At three in the morning, the alarms of the Bureau blared suddenly. The piercing sirens shook the corridor lights.
Ethan jolted awake from his bed, hastily throwing on his coat and rushing to the assembly point. Other agents were already there, the atmosphere so tense it was almost suffocating. The Director stood at the front, scanning the group with eyes as sharp as blades.
"Target: Dreamborne, ID X-17," the Director's voice was cold and steady. "He has breached the Dream Containment and is active in the outskirts. Mission: capture. If incapacitation is impossible—eliminate."
The air froze. Ethan's chest tightened.
Dreamborne—those lost souls or fragmented consciousnesses that escaped the dream realm. They carried the power of nightmares yet retained fragments of human memory, often unable to distinguish reality from illusion, extremely dangerous.
Aiden sauntered over to Ethan, teasing, "Congratulations, rookie. Your first real field operation. Just don't die at the hands of a Dreamborne. If you do, I'm stuck writing the report—it'll be a nightmare."
Ethan shot him a glare but said nothing. He could feel his heartbeat hammering in his chest, but underneath it all was an inexplicable surge of adrenaline.
—Finally, not archives or illusions, but a real mission.
The squad vehicle tore through the streets under the cover of darkness. Neon lights flashed outside; distant skyscrapers loomed like sleeping giants. Inside, only the deep breathing of the agents and the clicks of weapons being chambered broke the silence.
"Target location: abandoned amusement park," the radio relayed. "Abnormal energy fluctuations detected on site. Approach with caution."
The vehicle stopped. They disembarked swiftly. The amusement park gate was rusted and groaned as the wind blew. The broken carousel stood silently in the darkness; the horses' eyes were hollow voids.
A sickly sweet scent mingled with rust and decay.
"Memorable, huh," Aiden muttered with a low laugh. "Used to be a dating hotspot, now a nightmare nest. Romantic, really romantic."
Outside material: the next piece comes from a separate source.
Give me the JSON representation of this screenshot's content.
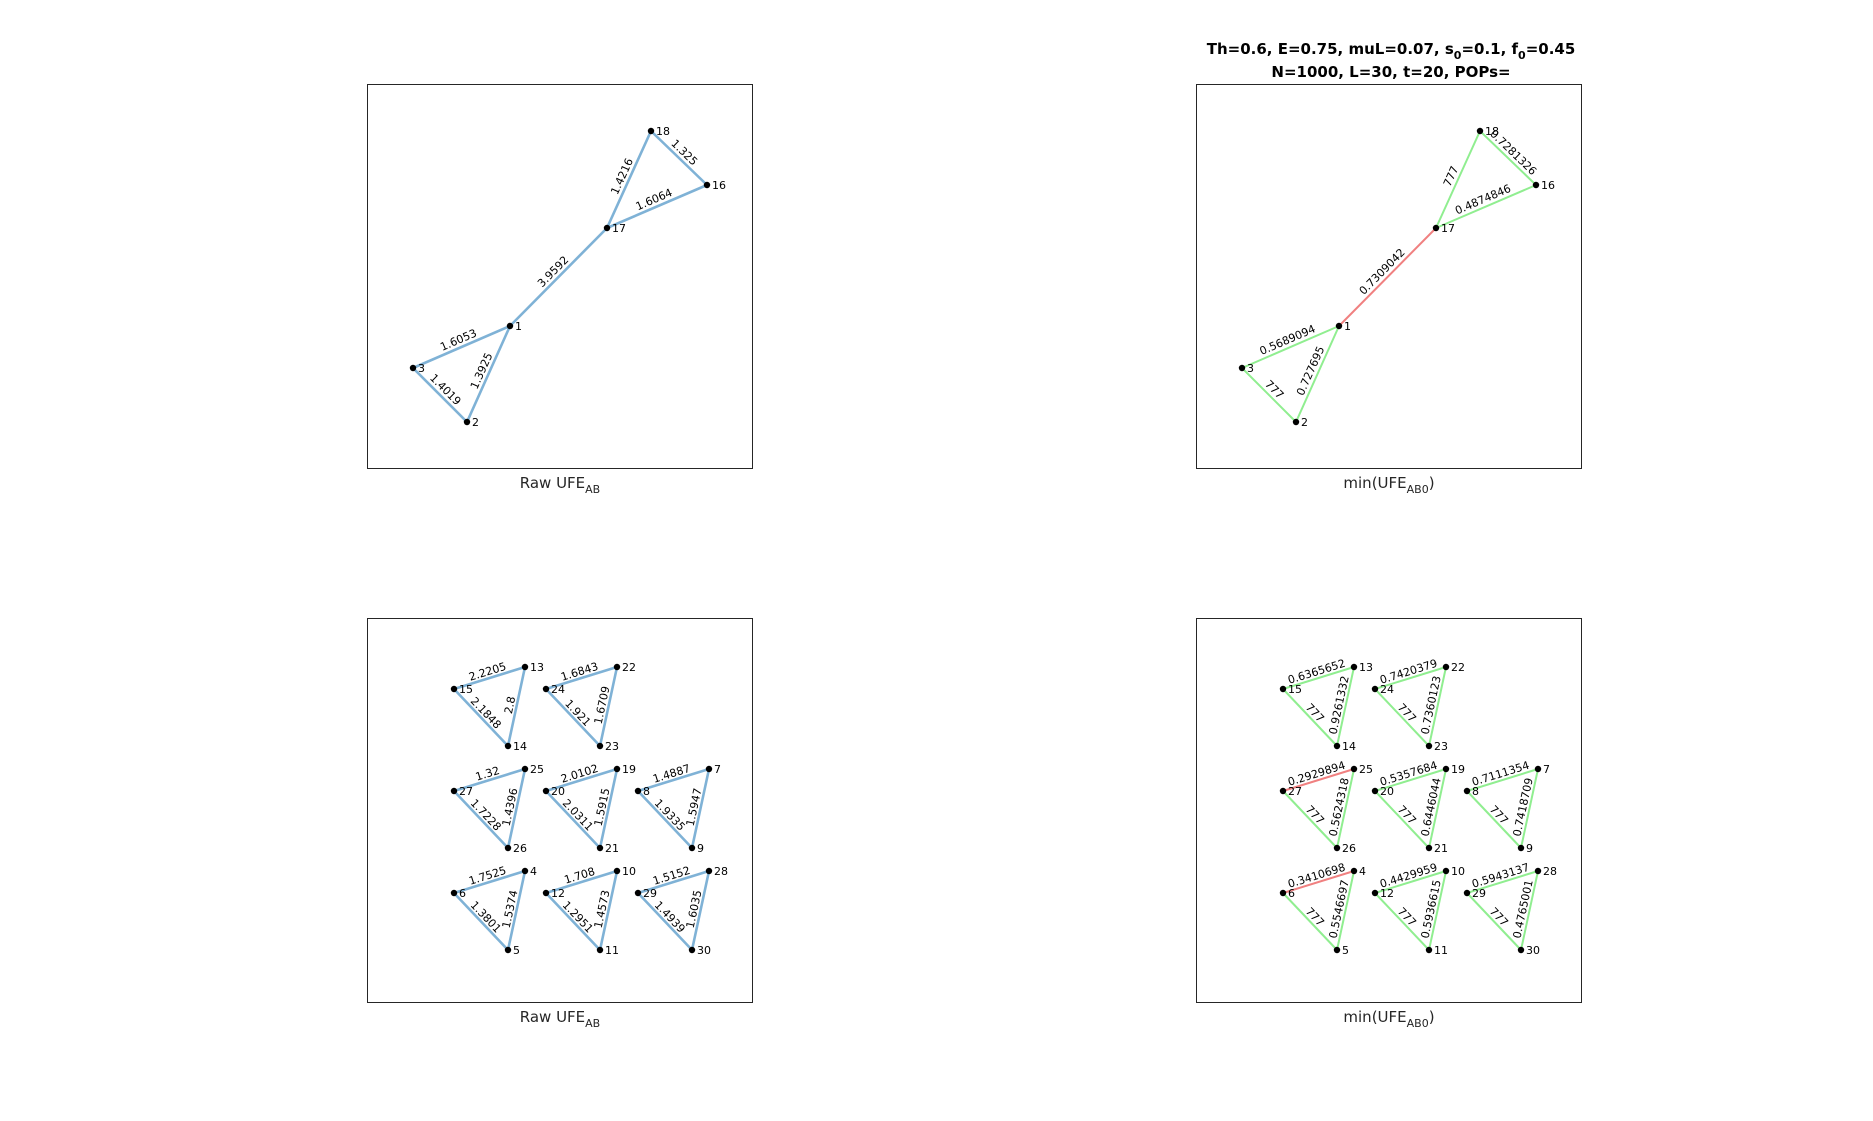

Ethan didn't respond. He gripped his psychic weapon tightly, ready to strike at any moment.
The team split to search. Ethan and Aiden moved toward the Ferris wheel; the fog thickened around them. Suddenly, a low, sorrowful crying echoed nearby, like a child lost in the dark.
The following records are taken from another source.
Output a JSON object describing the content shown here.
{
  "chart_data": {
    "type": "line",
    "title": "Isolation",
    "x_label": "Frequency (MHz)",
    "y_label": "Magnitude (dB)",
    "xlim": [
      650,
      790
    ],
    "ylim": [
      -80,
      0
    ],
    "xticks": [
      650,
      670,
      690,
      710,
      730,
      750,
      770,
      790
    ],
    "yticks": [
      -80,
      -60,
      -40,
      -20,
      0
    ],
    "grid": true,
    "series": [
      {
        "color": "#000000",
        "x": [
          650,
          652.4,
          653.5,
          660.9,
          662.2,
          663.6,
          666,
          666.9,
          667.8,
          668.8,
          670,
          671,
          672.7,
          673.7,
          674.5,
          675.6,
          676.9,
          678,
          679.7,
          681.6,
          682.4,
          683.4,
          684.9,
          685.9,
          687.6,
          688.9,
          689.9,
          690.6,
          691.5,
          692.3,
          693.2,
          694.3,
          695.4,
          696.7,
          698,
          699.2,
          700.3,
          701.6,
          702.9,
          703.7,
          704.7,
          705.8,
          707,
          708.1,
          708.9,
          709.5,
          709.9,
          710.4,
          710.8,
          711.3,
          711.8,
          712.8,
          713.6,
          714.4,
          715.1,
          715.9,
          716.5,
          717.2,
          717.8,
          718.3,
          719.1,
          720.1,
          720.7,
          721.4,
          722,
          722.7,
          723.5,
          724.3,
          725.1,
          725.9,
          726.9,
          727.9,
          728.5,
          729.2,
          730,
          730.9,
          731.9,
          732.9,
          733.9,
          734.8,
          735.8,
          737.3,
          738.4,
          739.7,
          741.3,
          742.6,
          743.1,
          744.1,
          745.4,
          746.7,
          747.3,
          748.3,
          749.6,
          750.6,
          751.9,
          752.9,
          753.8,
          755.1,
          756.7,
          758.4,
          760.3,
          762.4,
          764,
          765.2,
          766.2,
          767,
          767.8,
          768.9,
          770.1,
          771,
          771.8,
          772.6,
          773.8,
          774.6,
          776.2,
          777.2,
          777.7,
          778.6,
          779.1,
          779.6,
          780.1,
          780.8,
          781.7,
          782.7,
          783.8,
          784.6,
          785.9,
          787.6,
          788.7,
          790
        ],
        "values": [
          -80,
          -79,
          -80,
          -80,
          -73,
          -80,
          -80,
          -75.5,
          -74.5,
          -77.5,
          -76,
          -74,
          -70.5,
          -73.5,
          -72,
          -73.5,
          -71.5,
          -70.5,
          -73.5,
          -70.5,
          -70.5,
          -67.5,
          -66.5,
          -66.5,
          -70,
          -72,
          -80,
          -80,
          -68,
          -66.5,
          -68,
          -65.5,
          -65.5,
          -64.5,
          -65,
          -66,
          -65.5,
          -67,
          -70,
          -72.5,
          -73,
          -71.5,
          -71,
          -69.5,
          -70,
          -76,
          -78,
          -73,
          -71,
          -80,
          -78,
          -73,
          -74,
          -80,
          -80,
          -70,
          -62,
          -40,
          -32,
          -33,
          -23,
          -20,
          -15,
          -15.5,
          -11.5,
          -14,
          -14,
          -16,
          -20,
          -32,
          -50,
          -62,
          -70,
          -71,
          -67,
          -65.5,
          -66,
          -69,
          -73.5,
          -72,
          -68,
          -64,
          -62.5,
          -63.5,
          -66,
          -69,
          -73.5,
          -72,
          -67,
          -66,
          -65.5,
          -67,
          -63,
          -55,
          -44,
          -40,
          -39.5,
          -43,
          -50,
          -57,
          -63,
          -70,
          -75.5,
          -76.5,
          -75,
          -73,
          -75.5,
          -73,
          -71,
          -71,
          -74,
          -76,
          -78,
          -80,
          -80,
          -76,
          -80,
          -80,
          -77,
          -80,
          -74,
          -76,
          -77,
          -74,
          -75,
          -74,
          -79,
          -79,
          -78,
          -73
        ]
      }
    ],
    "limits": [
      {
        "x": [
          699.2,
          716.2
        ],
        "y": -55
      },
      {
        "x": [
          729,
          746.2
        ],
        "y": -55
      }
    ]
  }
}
"Did you hear that?" Ethan stiffened his ears.
"Yeah," Aiden's expression darkened. He lowered his voice. "Don't go near it. That sound… it's too pure."
In the next instant, the crying escalated into a piercing scream. The fog exploded as a figure lunged from the shadows!
A ragged man, his eyes pitch black, pupils glinting with inhuman light. His mouth stretched unnaturally into a scream as he charged.
"Dreamborne!" Ethan's chest tightened.
The man moved impossibly fast, twisted like a beast under the influence of nightmare power. Ethan instinctively pulled the trigger. The psych bullets sliced through the air, striking the man's shoulder—yet they dissipated like smoke.
"Useless!" Ethan shouted.
"Of course it's useless!" Aiden sneered, tossing a talisman that detonated with a bang, psychic waves knocking the man back several steps. "You have to target his heartscape, not the body!"
The man shrieked, suddenly multiplying into countless shadows, instantly surrounding them. Ethan was forced to retreat; the illusions gnawed at his eyes, blurring reality and falsehood.
Heart racing, breaths ragged, Ethan recalled the Director's cold voice during training: "If you cannot tell true from false, hold onto the one constant."
The constant… what is it?
Ethan focused. All the phantoms moved, except one shadow that remained anchored to the ground.
—That's the real one!
He raised his gun, aimed at the center of that shadow, and pulled the trigger.
Bang—!
The psych bullet struck true. The man let out a bloodcurdling scream, body convulsing violently; the illusions collapsed instantly, the dense fog evaporated.
He fell to his knees, momentarily lucid, whispering shakily:
"Don't… trust them… nightmares… and humans… have long…"
Before he could finish, his body shattered into fragments of light, vanishing completely.
Ethan froze, chest heaving. The fragmentary last words were like nails hammered into his mind.
Aiden came over, patting his shoulder, his usual sardonic grin tempered with weight. "Remember, whatever a Dreamborne says before death is probably nonsense. Believe it too seriously, and you'll go mad faster than they did."
Ethan didn't respond, only gripping his weapon tighter.
He knew he had heard it—another thread connecting nightmares and humanity.
And now, he could no longer pretend nothing had happened.